As cifras proibitivas devem-se ao processo industrial de concentração, separação e secagem das algas. Por serem extremamente pequenas, com tamanhos que variam de 2 a 200 micrômetros (uma milionésima parte do metro), as algas necessitam ser primeiro aglutinadas para então serem separadas da água. Isso só é possível através de filtragem, centrifugação ou por uso de floculantes. Além de técnicas caras, consomem muita energia.

“Uma centrífuga grande chega a custar hoje algo como US$ 100 mil. Filtros, US$ 5 a unidade. E são necessários centenas”, afirma Paulo César Oliveira, da FURG.

Oliveira pertence à equipe de cientistas que desenvolve as pesquisas com algas para a Petrobras. Durante a primeira fase do projeto, os pesquisadores coletaram espécies nativas do Rio Grande do Norte e identificaram 40 espécies de microalgas. “Ainda estão sendo realizados estudos para verificar se entre elas há novas ocorrências em relação as 30 mil já catalogadas pela ciência”, afirma, em nota, a estatal.

Nos próximos 24 meses, o desafio do grupo será o escalonamento da produção, passando dos experimentos atuais com três mil litros de água para tanques maiores, de 10 mil litros. “A idéia é tirar até três quilos de algas por litro d’água, no período de dez dias”, diz o pesquisador.

A previsão de quando o combustível de algas estará no mercado é uma incógnita. Pesquisadores mais adiantados falam em uma década. No exterior, a corrida pelo “petróleo verde” dá passos mais largos. Nos Estados Unidos, a expectativa do setor privado é de produzir o biocombustível em metade desse tempo.

E por uma razão simples. Ali, as microalgas são usadas há décadas na produção de encapsulantes e na aqüacultura, para alimentar peixes e outros animais. Com a crise do petróleo, nos anos 70, o governo adotou a estratégia de estimular a aplicação desses organismos marinhos para a produção de energia a partir da biomassa, na tentativa de reduzir a dependência pelo óleo. Linhas de investimento especiais foram criadas pelo Departamento de Energia, resultando em dezenas de pesquisas do setor privado e universidades .

A boa notícia é que, superado o problema do custo de produção, o combustível de alga terá, com efeito, uma vantagem competitiva. Diferentemente de outras oleaginosas, as microalgas se reproduzem de forma exponencial. Mantidas em tanques rasos, elas conseguem se duplicar em qualquer tipo de água, da salgada à salobra. Seu principal alimento é o dióxido de carbono (CO2), o que lhes confere um segundo papel de “comedoras” de gases que afetam o ambiente.

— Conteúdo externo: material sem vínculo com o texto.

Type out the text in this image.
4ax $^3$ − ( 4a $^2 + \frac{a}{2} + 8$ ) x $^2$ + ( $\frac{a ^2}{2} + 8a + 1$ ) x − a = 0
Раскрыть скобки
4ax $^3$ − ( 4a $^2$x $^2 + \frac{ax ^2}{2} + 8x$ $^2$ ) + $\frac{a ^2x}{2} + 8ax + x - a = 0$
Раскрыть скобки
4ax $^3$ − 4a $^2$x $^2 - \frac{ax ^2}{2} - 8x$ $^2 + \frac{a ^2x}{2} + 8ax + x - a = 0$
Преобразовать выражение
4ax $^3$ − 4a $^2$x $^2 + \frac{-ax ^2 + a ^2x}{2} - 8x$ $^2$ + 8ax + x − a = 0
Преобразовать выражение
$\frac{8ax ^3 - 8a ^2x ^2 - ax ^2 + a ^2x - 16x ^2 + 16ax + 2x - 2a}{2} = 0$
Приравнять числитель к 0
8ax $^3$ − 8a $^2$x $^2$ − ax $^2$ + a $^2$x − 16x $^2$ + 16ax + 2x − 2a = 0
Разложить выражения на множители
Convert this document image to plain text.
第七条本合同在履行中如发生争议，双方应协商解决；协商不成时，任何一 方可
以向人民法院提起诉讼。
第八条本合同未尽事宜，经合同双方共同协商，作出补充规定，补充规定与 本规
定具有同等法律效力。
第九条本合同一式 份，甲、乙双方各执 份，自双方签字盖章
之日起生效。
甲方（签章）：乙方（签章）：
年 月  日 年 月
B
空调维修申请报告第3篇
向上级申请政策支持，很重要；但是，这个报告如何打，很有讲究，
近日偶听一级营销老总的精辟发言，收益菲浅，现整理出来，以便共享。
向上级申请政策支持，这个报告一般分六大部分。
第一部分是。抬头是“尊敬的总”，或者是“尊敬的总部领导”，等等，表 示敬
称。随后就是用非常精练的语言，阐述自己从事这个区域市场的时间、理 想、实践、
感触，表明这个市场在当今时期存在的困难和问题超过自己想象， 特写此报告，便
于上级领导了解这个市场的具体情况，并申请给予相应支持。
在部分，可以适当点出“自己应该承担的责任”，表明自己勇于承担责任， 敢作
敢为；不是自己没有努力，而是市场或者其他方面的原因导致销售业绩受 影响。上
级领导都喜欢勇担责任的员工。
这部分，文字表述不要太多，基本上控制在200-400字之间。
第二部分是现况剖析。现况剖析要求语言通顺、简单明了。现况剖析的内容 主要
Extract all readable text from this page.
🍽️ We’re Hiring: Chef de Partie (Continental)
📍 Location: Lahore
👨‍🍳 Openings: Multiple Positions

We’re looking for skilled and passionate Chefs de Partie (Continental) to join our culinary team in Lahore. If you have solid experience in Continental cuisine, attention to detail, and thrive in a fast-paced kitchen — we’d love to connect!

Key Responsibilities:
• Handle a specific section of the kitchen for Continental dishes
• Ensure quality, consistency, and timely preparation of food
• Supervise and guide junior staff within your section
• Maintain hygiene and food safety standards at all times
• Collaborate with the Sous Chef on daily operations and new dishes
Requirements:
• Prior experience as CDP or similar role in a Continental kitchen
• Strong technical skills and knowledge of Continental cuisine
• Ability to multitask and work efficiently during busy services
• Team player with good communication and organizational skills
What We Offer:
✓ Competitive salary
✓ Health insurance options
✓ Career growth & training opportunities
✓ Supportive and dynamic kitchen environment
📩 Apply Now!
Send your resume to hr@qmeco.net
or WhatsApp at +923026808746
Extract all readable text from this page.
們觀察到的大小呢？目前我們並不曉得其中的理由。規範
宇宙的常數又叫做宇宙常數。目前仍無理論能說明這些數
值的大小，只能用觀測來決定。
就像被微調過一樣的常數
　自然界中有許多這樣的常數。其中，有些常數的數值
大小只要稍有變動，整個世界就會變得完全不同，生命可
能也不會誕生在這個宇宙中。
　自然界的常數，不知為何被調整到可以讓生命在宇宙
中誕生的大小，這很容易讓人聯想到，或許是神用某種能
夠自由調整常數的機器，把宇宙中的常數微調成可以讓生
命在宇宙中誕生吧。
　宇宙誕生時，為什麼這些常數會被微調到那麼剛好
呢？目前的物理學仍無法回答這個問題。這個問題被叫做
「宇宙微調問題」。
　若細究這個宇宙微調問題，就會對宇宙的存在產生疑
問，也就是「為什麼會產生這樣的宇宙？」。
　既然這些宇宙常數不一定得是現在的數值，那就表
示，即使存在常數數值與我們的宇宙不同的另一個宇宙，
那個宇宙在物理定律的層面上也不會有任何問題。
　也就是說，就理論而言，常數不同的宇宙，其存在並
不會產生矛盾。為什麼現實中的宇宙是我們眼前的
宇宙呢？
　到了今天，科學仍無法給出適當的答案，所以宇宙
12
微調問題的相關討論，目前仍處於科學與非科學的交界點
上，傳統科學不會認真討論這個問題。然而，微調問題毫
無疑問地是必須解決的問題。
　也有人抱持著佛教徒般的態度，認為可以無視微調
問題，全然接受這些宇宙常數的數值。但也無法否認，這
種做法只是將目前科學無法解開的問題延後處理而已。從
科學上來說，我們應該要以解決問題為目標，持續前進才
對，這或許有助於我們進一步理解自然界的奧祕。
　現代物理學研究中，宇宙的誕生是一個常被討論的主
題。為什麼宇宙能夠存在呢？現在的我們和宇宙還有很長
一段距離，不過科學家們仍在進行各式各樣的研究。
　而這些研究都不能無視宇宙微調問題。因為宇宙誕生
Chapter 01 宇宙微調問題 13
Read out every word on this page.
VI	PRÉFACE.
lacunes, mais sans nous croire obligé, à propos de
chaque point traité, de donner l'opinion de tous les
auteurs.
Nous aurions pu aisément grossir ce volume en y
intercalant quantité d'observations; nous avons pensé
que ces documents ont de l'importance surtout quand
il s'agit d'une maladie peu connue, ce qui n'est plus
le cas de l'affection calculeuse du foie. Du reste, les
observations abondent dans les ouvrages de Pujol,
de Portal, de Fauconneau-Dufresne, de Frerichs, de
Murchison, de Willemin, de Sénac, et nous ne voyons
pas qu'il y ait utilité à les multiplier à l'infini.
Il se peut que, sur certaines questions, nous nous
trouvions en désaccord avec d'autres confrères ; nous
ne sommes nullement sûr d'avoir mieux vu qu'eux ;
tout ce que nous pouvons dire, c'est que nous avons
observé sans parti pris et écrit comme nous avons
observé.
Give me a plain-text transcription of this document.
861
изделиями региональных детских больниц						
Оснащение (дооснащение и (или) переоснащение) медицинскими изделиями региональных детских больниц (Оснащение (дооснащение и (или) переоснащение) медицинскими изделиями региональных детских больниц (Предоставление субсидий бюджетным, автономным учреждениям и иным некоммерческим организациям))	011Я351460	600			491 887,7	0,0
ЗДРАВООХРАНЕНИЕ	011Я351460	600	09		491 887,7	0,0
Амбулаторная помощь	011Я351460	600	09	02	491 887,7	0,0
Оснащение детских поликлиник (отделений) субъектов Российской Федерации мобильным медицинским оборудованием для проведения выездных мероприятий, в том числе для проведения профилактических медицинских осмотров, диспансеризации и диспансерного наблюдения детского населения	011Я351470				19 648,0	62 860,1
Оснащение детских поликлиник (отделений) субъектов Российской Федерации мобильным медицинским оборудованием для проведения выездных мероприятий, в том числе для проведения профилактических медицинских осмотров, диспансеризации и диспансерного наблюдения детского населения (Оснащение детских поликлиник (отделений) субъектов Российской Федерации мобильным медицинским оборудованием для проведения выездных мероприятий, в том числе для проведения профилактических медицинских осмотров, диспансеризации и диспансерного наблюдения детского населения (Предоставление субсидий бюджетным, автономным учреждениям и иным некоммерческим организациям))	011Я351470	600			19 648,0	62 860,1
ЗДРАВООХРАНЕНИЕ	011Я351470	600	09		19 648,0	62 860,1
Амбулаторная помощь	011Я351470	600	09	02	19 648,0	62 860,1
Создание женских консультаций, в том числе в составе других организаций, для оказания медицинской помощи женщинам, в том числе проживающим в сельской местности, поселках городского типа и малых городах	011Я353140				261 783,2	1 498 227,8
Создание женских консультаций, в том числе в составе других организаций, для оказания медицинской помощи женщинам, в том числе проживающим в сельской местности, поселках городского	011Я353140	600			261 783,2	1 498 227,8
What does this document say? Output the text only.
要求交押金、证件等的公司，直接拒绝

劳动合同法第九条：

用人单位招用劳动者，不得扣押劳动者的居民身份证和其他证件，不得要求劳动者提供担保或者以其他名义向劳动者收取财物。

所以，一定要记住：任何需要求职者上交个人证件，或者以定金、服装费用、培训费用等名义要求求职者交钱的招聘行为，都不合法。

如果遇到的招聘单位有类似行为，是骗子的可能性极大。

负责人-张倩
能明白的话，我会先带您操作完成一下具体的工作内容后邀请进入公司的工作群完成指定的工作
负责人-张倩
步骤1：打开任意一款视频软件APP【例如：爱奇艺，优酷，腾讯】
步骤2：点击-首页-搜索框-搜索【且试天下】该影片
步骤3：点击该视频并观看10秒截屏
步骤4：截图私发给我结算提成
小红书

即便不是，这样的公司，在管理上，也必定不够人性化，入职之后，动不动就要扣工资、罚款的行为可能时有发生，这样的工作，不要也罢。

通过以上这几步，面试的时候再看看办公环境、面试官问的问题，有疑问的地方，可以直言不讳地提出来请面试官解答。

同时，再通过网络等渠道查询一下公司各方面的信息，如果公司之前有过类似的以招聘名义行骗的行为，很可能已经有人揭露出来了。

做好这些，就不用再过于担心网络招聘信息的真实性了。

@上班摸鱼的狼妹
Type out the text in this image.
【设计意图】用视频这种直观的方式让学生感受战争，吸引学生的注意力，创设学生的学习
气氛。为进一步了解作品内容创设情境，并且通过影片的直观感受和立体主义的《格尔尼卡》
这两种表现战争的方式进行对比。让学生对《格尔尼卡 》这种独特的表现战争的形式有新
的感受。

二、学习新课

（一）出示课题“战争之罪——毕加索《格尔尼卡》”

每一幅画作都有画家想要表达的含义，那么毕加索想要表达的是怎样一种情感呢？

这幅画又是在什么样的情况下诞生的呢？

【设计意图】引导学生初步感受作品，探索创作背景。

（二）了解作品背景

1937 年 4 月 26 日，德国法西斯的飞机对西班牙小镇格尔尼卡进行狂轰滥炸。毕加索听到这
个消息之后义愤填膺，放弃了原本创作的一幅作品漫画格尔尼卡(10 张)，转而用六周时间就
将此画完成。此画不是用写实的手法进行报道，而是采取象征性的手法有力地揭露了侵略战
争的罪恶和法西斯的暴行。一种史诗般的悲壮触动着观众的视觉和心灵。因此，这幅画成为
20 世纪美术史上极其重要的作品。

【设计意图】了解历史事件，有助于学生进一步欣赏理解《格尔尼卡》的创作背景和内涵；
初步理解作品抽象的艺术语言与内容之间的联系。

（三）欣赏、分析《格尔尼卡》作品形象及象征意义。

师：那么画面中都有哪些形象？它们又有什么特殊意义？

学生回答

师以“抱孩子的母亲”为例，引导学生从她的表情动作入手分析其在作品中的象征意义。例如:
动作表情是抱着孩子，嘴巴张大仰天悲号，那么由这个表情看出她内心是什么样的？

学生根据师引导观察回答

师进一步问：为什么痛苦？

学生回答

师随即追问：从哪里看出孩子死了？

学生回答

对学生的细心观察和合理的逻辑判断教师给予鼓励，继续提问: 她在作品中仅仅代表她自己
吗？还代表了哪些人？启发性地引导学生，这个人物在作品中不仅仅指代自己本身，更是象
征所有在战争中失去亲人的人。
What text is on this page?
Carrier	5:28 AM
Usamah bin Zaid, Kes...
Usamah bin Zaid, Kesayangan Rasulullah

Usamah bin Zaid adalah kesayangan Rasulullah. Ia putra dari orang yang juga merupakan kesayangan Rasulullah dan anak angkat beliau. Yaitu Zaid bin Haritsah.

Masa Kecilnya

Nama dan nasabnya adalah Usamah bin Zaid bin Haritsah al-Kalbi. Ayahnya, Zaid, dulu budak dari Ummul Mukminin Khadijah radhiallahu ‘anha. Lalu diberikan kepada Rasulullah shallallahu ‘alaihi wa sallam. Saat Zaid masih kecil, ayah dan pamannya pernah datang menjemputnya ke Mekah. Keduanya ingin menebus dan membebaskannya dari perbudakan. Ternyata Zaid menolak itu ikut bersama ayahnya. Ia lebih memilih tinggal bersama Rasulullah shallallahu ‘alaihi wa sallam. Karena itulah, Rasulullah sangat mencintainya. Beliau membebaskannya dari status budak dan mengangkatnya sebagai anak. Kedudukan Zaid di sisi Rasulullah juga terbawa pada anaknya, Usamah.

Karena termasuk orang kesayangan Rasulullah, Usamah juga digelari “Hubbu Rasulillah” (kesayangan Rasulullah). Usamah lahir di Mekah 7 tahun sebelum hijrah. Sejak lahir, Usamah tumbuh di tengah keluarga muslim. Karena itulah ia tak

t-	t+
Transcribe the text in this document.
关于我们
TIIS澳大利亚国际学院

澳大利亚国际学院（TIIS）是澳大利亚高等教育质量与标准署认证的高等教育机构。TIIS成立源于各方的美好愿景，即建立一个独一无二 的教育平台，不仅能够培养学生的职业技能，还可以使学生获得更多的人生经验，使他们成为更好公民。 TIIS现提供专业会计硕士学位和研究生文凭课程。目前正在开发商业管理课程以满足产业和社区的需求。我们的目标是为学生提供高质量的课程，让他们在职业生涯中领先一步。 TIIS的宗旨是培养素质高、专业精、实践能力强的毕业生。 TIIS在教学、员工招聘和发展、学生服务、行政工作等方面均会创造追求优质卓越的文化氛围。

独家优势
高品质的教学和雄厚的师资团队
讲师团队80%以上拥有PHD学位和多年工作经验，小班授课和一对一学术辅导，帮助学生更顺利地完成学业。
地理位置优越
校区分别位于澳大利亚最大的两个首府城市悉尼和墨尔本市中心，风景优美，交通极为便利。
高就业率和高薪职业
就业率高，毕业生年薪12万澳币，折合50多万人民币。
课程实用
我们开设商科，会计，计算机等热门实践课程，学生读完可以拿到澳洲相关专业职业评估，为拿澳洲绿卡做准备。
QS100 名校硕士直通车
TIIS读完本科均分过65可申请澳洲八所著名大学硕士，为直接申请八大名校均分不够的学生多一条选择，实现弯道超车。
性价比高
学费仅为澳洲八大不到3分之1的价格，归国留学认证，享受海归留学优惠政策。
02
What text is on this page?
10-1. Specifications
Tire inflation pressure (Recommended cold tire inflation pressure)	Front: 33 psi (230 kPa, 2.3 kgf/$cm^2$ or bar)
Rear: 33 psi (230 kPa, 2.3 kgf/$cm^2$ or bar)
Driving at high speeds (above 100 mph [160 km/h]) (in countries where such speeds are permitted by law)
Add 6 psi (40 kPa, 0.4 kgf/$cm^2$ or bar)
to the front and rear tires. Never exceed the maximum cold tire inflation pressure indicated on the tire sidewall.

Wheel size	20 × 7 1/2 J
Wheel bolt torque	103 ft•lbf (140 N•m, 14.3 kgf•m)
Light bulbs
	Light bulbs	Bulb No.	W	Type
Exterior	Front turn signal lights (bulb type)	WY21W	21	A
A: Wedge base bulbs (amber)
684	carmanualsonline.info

Outra vantagem, como já se disse, é que as microalgas não competem com outras culturas. Portanto, seu cultivo não exige o deslocamento de áreas tradicionalmente voltadas para a alimentação humana (um argumento forte sobretudo nos Estados Unidos, onde o milho é a matéria-prima para o etanol).

Pesa ainda a sua produtividade. A soja, principal base do biodiesel no Brasil, rende de 400 a 600 quilos de óleo por hectare e tem apenas um ciclo por ano. O girassol produz de 630 a 900 quilos. Mas uma pesquisa recente do Instituto de Biologia da Universidade Federal Fluminense indica que microalgas encontradas no litoral brasileiro têm potencial energético para produzir 90 mil quilos de óleo por hectare. É uma interessante nova frente de ação.

“Estamos falando de algo novo e que até pouco tempo atrás era totalmente ignorado. Muitas pessoas achavam que eu perdia tempo com estes assuntos ‘estranhos’. Agora tudo mudou”, conta Sergio Lourenço, pesquisador da Universidade Federal Fluminense, responsável pelo estudo. “Perdemos terreno por nunca ter investido o suficiente nessa frente”.